Para fins de tutela diante de acidente de consumo, o CDC amplia o conceito de consumidor para abranger qualquer vítima, mesmo que ela nunca tenha contratado ou mantido relação com o fornecedor do produto ou serviço.
O entendimento foi firmado pela Terceira Turma no julgamento do REsp 1.574.784, que, por unanimidade, considerou correta a equiparação de uma vítima de acidente a consumidor, nos termos do artigo 17 do código.

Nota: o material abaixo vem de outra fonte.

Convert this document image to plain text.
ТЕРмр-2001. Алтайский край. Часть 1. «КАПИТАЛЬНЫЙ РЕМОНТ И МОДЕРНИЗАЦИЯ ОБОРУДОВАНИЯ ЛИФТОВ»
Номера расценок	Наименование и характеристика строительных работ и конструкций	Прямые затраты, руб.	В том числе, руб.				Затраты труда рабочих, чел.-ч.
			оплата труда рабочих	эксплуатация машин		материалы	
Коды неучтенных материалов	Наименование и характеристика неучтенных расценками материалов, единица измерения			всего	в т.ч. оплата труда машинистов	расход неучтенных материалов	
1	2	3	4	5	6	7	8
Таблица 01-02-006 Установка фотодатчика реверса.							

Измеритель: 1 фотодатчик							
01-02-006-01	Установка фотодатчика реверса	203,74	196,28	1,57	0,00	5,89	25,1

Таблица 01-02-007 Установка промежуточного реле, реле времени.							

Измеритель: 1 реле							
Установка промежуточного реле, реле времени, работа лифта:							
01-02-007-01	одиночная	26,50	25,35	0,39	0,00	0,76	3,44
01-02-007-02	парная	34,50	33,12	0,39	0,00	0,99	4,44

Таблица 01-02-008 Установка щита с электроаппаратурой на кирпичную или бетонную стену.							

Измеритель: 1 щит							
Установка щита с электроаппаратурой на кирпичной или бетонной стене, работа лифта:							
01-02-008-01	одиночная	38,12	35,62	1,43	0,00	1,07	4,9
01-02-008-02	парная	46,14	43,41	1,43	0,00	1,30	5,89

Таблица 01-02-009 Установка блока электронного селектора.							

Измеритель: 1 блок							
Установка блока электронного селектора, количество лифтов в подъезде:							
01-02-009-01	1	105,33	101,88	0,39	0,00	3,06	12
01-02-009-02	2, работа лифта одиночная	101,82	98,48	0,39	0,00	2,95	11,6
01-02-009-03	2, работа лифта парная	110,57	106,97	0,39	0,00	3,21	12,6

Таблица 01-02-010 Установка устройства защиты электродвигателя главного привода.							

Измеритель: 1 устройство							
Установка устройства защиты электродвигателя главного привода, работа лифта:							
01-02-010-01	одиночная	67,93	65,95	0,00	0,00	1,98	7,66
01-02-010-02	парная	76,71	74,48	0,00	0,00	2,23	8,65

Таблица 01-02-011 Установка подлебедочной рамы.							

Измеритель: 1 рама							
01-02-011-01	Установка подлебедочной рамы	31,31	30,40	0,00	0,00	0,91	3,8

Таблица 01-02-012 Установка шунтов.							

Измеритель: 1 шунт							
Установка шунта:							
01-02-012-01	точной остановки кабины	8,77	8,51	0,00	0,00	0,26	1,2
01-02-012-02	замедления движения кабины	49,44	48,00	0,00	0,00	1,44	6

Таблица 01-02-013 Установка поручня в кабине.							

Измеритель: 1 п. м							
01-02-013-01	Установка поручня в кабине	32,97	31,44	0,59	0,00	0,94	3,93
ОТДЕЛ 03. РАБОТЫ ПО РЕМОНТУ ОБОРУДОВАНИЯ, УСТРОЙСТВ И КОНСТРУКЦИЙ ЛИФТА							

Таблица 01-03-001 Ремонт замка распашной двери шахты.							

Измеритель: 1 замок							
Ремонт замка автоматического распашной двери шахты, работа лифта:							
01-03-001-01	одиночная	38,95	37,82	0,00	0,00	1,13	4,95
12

O dispositivo legal prevê que se equiparam aos consumidores “todas as vítimas do evento”; ou seja, o CDC estende o conceito de consumidor àqueles que, mesmo não tendo sido consumidores diretos, acabam por sofrer as consequências do acidente de consumo, sendo também chamados de bystanders.
O caso julgado teve como vítima uma criança que se acidentou ao tentar fugir da colisão com a porta do caminhão de uma distribuidora de cervejas Schincariol, fabricadas pela empresa Brasil Kirin Indústria de Bebidas Ltda., que transitava na via com as portas abertas.
Ao desviar da porta, a criança caiu sobre garrafas de cerveja quebradas que haviam sido deixadas na calçada cinco dias antes pelo pessoal da mesma distribuidora. Ela sofreu cortes graves no pescoço e outras lesões leves.
A Justiça estadual manteve a condenação solidária da fabricante e da distribuidora ao pagamento de danos morais no valor de R$ 15 mil.
Para a relatora no STJ, ministra Nancy Andrighi, a jurisprudência é clara no sentido de que “a responsabilidade de todos os integrantes da cadeia de fornecimento é objetiva e solidária, nos termos dos artigos 7º, parágrafo único, 20 e 25 do CDC“, sendo “impossível afastar a legislação consumerista” e a equiparação da criança a consumidor, visto que “o CDC amplia o conceito de consumidor para abranger qualquer vítima, mesmo que nunca tenha contratado ou mantido qualquer relação com o fornecedor”.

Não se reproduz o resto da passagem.